Opened by stack72 · 4/8/2026

Summary

swamp datastore sync --push invokes S3CacheSyncService.pushChanged() twice on every invocation — once from the command action and again from flushDatastoreSync() at runCli teardown. Both walks scan the full cache and both rounds do S3 PUTs. This is pure waste on the success path, and on the failure path it produces misleading log ordering where "Pushed 1 file(s)" prints before the original error surfaces.

This is a separable follow-up to swamp-club issue #29. Issue #29 covers the primary bug (_catalog.db-wal fails because the catalog lives inside the sync cache) and has its own fix path.
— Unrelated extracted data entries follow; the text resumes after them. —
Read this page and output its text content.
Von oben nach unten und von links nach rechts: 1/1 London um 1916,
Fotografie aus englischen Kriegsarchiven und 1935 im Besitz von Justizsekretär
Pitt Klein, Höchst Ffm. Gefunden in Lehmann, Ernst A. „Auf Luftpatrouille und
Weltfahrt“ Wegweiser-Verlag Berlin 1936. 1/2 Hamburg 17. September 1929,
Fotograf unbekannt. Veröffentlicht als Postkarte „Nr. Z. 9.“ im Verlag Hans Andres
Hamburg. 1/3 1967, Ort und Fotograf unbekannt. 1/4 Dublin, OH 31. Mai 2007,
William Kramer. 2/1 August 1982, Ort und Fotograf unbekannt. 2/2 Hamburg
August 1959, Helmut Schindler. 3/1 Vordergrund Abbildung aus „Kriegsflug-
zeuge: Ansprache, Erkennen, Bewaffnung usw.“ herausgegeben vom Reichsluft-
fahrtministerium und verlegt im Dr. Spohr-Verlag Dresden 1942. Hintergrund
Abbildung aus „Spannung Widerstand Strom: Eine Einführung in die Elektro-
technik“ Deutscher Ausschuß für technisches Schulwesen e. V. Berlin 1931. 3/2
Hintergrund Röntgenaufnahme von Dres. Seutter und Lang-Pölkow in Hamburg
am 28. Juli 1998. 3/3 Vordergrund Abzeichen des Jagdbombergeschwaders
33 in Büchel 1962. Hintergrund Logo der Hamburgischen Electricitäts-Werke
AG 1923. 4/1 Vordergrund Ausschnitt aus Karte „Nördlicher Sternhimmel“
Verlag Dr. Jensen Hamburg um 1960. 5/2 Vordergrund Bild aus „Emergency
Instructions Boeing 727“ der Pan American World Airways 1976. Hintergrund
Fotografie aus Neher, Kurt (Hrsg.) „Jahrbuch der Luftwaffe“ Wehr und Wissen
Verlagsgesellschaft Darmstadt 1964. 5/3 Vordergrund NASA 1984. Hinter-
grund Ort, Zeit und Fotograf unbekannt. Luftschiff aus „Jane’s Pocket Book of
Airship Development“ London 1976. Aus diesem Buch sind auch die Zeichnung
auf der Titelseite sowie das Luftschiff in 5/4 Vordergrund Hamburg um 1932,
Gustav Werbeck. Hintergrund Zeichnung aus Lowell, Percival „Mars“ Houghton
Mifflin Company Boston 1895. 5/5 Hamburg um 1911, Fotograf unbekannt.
This issue is specifically about the coordinator/command-level push duplication and should be fixed independently because the risk profile is different — getting the signalling wrong can cause silent push no-ops, which is worse than the current double-push waste.

Code path

  1. src/cli/commands/datastore_sync.ts:68-71--push mode uses requireInitializedRepo (not the read-only variant).
  2. src/cli/repo_context.ts:325-329requireInitializedRepo calls registerDatastoreSync({ service, lock, label }) for S3 datastores, registering the S3CacheSyncService with the global sync coordinator.
  3. src/cli/commands/datastore_sync.ts:76-79 — the command action then calls datastoreSync(ctx, deps, { mode: 'push' }).
  4. src/libswamp/datastores/sync.ts:172-177datastoreSync with mode: 'push' calls deps.pushSync() which calls syncService.pushChanged(). First push.
  5. src/cli/mod.ts:939 — after cli.parse returns, runCli calls flushDatastoreSync().
  6. src/infrastructure/persistence/datastore_sync_coordinator.ts:196-247flushDatastoreSync() iterates all registered entries and calls entry.service.pushChanged(). Second push.
  7. src/cli/mod.ts:991 — on error paths, the catch block calls flushDatastoreSync() again, compounding the confusion.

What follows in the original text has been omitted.